Reviewed or updated May 18, 2018
Tax-free retirement savings come to the 401k/403b world.
As briefly as possible, a designated Roth account is an account in an employer plan, such as a 401k or 403b, that functions pretty much like a Roth IRA. You get no deduction when the money goes in, but you’ll have a huge advantage later because you’re building an account where earnings will be permanently tax-free. For most people who are eligible, a designated Roth account will be preferable to a traditional account.
Am I eligible?
You’re eligible if you participate in your employer’s 401k or 403b plan and your employer has chosen to offer these accounts. Unlike the Roth IRA, you don’t lose eligibility when your income grows too large.
What if my company doesn’t offer Roth accounts?

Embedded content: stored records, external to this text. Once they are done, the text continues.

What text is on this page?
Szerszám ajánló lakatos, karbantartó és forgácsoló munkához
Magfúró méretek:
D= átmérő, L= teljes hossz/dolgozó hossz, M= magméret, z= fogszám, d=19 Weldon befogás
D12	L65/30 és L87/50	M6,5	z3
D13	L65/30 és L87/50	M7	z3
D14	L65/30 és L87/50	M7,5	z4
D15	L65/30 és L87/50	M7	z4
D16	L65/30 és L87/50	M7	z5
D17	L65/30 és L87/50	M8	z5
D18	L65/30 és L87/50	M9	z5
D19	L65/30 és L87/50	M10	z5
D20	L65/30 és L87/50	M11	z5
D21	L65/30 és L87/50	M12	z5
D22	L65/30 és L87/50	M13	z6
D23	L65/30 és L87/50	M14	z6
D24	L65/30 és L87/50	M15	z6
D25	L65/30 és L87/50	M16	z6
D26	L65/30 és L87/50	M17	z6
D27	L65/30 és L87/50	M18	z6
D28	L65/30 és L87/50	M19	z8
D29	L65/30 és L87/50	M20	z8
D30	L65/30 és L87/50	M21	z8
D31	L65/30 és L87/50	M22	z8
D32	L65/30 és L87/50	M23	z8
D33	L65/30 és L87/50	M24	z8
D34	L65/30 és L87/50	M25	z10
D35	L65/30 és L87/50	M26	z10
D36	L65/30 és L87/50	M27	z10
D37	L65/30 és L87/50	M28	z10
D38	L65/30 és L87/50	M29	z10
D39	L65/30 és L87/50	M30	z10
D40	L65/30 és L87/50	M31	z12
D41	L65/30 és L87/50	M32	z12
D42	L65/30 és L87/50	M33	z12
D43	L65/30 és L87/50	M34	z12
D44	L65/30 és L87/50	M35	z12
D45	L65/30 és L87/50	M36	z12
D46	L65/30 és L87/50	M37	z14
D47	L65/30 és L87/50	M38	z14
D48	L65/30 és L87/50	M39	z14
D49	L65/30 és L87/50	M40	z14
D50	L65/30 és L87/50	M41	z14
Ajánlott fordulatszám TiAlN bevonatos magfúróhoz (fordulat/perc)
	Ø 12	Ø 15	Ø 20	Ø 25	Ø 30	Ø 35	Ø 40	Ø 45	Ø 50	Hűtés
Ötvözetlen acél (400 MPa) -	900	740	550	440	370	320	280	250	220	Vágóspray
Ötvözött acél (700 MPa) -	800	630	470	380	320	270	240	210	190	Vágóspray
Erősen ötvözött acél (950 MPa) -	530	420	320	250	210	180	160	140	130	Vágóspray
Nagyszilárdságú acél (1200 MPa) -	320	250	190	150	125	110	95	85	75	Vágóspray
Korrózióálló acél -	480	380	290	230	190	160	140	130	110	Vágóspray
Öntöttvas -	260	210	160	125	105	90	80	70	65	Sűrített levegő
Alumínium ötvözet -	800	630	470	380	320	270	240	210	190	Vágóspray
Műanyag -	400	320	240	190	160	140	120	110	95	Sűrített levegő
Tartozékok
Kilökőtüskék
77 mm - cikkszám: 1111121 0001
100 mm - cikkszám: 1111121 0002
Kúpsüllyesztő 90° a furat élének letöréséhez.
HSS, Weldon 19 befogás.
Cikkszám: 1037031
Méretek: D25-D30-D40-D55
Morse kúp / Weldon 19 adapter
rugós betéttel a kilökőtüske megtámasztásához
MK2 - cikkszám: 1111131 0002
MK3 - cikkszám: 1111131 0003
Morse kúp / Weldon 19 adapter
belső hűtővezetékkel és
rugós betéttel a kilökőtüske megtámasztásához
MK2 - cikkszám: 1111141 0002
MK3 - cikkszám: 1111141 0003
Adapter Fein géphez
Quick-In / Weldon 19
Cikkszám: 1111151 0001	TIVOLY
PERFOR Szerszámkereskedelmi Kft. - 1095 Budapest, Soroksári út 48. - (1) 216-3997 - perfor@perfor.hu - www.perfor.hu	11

In that case you’re out of luck, at least for now. These accounts have been allowed only since 2006, and many companies are adding them as demand grows.
How do I participate?
These accounts work the same as traditional accounts, except now your employer will provide a form on which you can designate some or all of your retirement savings to go into a Roth account.
Will my company provide matching contributions?
If you choose a Roth account, you’ll get the same matching contributions you would have received if you contributed to a traditional account. The matching contributions will still go into a traditional account, even if your own contributions go into a Roth account.